There are several elements that paved the way for this failed path like the repeated tricks of the hegemonic media; the liars and makers of scenarios as fictitious as they are effective that were drilled into the brains of many people with zero political consciousness.
To this must be added the “imprisoned Lula” effect, which was useful for the opposition in removing him from the scene, with charges of corruption never proven. Not only that, but then working to humiliate him and diminish his charisma so as to not influence the results.
Then there will have to be computed other unavoidable elements that have masked the victory of those who have carried out an electoral campaign loaded with threats to the popular sectors and who have opened the door to sectarian violence, very similar to that experienced by Germany in the brutal days of Adolf Hitler. In this regard, we must not forget just how big a role that the reactionary evangelical Pentecostal churches played in turning Bolsonaro into the “angel of salvation” in their sermons while characterizing Lula and his followers as the “demons” to be destroyed.
Another issue to bear in mind is how the anti-PT vote has played out, as a result of many lies, but also the acts of corruption in which several of its leaders undoubtedly fell into. In this aspect, the onslaught of the right was fed by this reality. To continue denying it at this point is of no use. And in no way does this take away from the many positive aspects of the PT, especially in Lula’s time.
Now, as Joao Pedro Stedile of the MST said, and as Fernando Haddad himself repeated on his post-election night speech; the only great path left to the Brazilian people is that of resistance. In order to do this, it is useless to become discouraged or fall into depressive wells no matter how hard this blow is received.
It is important to emphasize the role that many in Brazil have played all these years. There has been the constant and militant Landless and the Homeless movements, also the recent strength given to the struggle by women and sexual dissidents, who have not stopped fighting for a single day, many times submerged in the impotence of not being heard by those who had the obligation to do so. There have been thousands who have confronted hit men, millionaire landowners, Mother Earth’s predators, xenophobes, racists and more. For them, talking about resistance is commonplace and surely, because they are part of those who have threatened Bolsonario in the electoral campaign, they will have to continue to be in the front line of the battle against the plundering and oppressive bourgeoisie.
The issue is to not to leave them out there by themselves, as happened in part during several periods of the Temer government. They are part of a vanguard of popular unity that will have to be built step by step from this point on, including incorporating the Brazilian trade union movement.

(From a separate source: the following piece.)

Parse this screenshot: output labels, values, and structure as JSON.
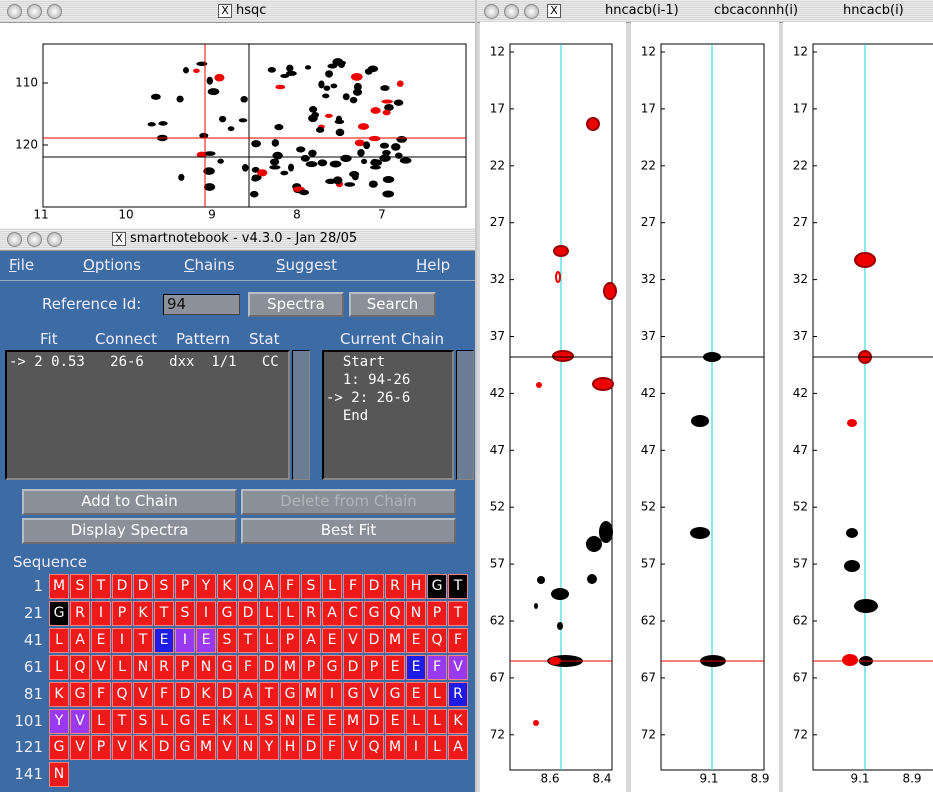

It is essential there and in other countries that suffer right-wing tyrannies that their respective fuhrers (with Bolsonaro at the head) do not find governance easy, there must be a wearing down of their authoritarian mandate, rejecting their bravado and denouncing their brutalities locally and internationally. Fascism “made in Brazil” cannot be given the slightest advantage in these four years mandate. In the name of Marielle Franco, for Moa and for all the young people who have fallen from the hands of barbarity of Bolsonaro’s “black shirts”.